Australia has given the green light to an estimated A$6 billion ($4.7 billion) acquisition of 24 Boeing F/A-18F Block II Super Hornet fighters, with the lead aircraft to be delivered in early 2010 and initial operational capability to be achieved late the same year.
Defence minister Brendan Nelson says contract talks are expected to result in a deal being signed later this year, and that Australia will keep open the option of operating a mixed future fighter fleet of Super Hornets and Lockheed Martin F-35 Joint Strike Fighters (JSF). "A final decision will be made during the next decade to either maintain a mixed fleet or 'on-sell' the Super Hornets and acquire the fourth squadron of JSF," he says. "But the clear preference is likely to be four squadrons of JSF."

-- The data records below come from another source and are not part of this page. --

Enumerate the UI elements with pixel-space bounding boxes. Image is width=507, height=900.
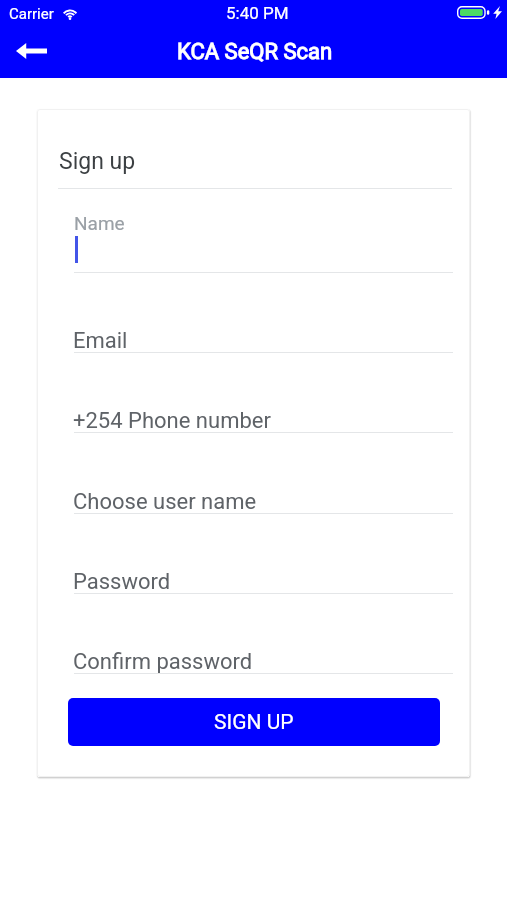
staticText: Choose user name [73,489,257,515]
button[interactable]: Password [74,563,453,594]
button[interactable]: Choose user name [74,483,453,514]
staticText: 5:40 PM [226,3,289,23]
staticText: Email [73,328,128,354]
button[interactable]: Email [74,322,453,353]
staticText: Sign up [59,148,136,175]
button[interactable]: Confirm password [74,643,453,674]
staticText: Confirm password [73,649,253,675]
button[interactable]: SIGN UP [68,698,440,746]
staticText: Name [74,212,125,234]
staticText: +254 Phone number [73,408,271,434]
button[interactable]: Back [6,26,56,76]
staticText: Carrier [9,5,54,23]
staticText: SIGN UP [214,710,294,735]
staticText: Password [73,569,171,595]
button[interactable]: +254 Phone number [74,402,453,433]
staticText: KCA SeQR Scan [177,39,333,65]
button[interactable]: Name [74,207,453,273]
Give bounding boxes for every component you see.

Australia has approved the A$6 billion acquisition of 24 Super Hornets
The Super Hornet deal may include a purchase of Raytheon AIM-9X Sidewinder short-range air-to-air missiles, rather than funding to modify the aircraft - so far operational only with the US Navy - with new software to support the integration of MBDA's ASRAAM, already fielded by the Royal Australian Air Force's current F/A-18A/Bs.
Australia is already studying a possible AIM-9X acquisition to equip its planned JSF fleet, and the new missile option will be investigated further as part of a high-level RAAF air weapons roadmap due to be considered by Australia's peak Defence Capability Committee this month (see story below).
Nelson says funding for the 24 new fighters will come from a supplement to the Department of Defence budget between fiscal years 2007-8 and 2016-17. The A$6 billion deal will also cover associated weapons and new infrastructure. "There is no impact on the current level of funding for the JSF project, nor deferrals [or] deletions from the [Australian] Defence Capability Plan," he says.
RAAF Super Hornet aircrew training will begin in the USA in 2009, and the service's first four two-seat F/A-18Fs are scheduled to arrive in Australia in early 2010.
"Initial operational capability should be achieved by the end of 2010," says Nelson. This will require the availability of 12 aircraft and trained crews, plus a full stand-off weapons capability. Australia's last aircraft will be delivered in 2011, with full operational capability planned by late 2012, when indigenous training and support services must also be in place.
The Super Hornet fleet will replace the RAAF's 26 General Dynamics F-111 strike aircraft, which are to be retired from 2010.